[Vwdiesel] [Was]Diesel octane engine lean? Now...efficiency?
kellym at aviating.com
Thu Mar 17 14:52:06 EST 2005
All of that is possible, however some of the most fuel efficient gasoline
engines in history used a plain old carburetor, by also employing a
supercharger, turbocharger, and compound recovery turbine. the
turbo-supercharger did all the vaporizing needed for uniform fuel
distribution. The compound recovery turbine captured an extra 5% or so HP
from the energy in the exhaust gas. When one is talking a big 3000+hp
engine that extra few percent is significant.
Mark Shepherd said:
>> > > Loren
> Oops have I over snipped? 8OD
> According to that model engine book I mentioned a while ago
> the miniature engines were actually cool running partly due
> to the evaporation effect of the ether in the fuel mixtures.
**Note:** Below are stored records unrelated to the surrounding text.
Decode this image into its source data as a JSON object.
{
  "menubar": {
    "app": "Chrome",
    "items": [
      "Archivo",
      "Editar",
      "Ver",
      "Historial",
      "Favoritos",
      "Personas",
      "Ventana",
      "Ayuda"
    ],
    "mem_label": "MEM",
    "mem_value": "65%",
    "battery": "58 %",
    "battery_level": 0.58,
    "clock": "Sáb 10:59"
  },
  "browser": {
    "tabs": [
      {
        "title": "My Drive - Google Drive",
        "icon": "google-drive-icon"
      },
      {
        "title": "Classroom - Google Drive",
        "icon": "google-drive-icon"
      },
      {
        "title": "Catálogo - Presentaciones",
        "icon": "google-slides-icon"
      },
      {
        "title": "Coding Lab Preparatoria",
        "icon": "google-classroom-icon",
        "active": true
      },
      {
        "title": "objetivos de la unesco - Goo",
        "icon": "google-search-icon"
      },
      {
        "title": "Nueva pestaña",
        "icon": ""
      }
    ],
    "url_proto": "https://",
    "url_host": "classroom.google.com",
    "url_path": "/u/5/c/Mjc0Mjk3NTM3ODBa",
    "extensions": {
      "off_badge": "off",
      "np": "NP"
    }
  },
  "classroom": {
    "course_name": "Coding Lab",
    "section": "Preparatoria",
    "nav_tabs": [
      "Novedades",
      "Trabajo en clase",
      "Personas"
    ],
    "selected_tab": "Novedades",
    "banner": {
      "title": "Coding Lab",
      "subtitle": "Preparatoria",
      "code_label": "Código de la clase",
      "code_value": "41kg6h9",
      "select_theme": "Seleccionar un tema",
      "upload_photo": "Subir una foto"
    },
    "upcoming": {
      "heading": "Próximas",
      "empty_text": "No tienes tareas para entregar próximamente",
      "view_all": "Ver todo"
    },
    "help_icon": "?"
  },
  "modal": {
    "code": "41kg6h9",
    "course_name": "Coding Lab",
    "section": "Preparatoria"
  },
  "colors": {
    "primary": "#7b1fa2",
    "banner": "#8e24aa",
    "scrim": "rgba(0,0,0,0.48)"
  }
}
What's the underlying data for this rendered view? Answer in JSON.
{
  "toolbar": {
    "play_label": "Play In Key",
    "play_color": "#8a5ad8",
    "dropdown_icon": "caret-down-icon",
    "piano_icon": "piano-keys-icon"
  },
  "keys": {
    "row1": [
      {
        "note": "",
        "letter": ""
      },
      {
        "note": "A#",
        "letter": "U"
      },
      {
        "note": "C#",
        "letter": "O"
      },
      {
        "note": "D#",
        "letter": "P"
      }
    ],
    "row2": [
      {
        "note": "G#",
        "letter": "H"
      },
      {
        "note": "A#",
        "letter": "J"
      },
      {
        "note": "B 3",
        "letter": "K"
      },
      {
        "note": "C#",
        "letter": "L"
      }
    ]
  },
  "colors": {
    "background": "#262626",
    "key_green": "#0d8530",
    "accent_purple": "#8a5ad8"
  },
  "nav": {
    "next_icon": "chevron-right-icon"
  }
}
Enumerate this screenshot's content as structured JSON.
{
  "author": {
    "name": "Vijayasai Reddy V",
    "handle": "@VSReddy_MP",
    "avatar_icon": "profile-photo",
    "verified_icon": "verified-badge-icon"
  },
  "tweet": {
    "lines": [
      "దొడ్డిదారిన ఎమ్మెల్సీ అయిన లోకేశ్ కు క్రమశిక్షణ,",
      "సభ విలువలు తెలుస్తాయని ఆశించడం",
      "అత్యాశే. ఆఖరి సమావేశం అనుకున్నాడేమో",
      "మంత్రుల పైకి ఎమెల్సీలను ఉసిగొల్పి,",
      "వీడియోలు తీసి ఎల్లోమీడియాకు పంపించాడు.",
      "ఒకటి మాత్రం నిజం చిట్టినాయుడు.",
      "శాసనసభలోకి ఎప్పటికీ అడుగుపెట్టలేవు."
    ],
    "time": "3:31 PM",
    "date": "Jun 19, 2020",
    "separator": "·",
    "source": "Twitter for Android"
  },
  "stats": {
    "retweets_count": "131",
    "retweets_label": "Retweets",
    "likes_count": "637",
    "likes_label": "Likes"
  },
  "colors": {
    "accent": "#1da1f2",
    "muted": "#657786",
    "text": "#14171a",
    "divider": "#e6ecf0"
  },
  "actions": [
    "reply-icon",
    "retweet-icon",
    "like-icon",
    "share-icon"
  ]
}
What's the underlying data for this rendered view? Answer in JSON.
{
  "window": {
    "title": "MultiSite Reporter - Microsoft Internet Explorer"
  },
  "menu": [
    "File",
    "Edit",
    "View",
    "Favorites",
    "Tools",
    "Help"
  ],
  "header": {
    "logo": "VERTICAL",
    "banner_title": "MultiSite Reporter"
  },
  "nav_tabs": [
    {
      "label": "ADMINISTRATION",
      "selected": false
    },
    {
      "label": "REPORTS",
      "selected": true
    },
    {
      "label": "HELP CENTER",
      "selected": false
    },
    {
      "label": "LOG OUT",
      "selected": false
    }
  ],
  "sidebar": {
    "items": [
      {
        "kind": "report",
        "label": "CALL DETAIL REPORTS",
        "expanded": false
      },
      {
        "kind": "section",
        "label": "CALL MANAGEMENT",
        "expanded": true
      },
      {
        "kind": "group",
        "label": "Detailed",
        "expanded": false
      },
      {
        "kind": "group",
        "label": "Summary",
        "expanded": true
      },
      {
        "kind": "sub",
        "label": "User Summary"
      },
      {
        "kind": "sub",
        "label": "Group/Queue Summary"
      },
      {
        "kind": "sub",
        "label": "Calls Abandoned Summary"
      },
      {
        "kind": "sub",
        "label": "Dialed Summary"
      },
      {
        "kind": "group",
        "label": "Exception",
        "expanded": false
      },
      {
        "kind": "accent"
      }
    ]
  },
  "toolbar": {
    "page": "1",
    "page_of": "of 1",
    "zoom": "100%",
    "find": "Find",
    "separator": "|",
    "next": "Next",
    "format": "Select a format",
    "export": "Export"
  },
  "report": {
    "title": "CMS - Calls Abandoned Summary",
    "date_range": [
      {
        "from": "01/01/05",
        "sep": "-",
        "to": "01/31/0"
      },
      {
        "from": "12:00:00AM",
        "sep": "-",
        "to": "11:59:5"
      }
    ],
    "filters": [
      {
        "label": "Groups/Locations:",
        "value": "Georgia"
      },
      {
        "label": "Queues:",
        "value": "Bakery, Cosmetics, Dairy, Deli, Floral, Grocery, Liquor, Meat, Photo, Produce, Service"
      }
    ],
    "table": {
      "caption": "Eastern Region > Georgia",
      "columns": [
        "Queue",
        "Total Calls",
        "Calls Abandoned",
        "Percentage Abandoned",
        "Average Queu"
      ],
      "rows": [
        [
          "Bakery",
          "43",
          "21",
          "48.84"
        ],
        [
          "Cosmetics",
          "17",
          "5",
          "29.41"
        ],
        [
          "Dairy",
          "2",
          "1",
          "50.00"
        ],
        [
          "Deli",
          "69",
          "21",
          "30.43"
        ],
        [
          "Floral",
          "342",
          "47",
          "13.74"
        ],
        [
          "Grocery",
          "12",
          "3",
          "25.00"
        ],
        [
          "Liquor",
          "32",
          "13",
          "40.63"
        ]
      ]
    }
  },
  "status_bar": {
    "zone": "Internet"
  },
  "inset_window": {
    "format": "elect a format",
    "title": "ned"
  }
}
> Didn't we have a conversation somewhere before where I
> postulated that at steady state cruisin' (excepting
> damaged/worn out engines) the final efficiency is down to
> the state of the injectors; namely the spray pattern and
> break pressure. Didn't I also suggest that if we take Hagars
> pump and injector set-up and transplant it into a less
> efficient engine (heart and lungs!!) The receiving engine
> would become similarly efficient
> This leads me to my current dilemma...I'm considering upping
> my injector break pressures from 155bar.
> Will this lead to better efficiency due to a finer spray?
> What happens to the life of a pump when it has to hit the
> fuel with that extra force. Camplate wear increase? Shaft
> bearing wear increase. Timing belt strain?
> Or does everything operate well within limits?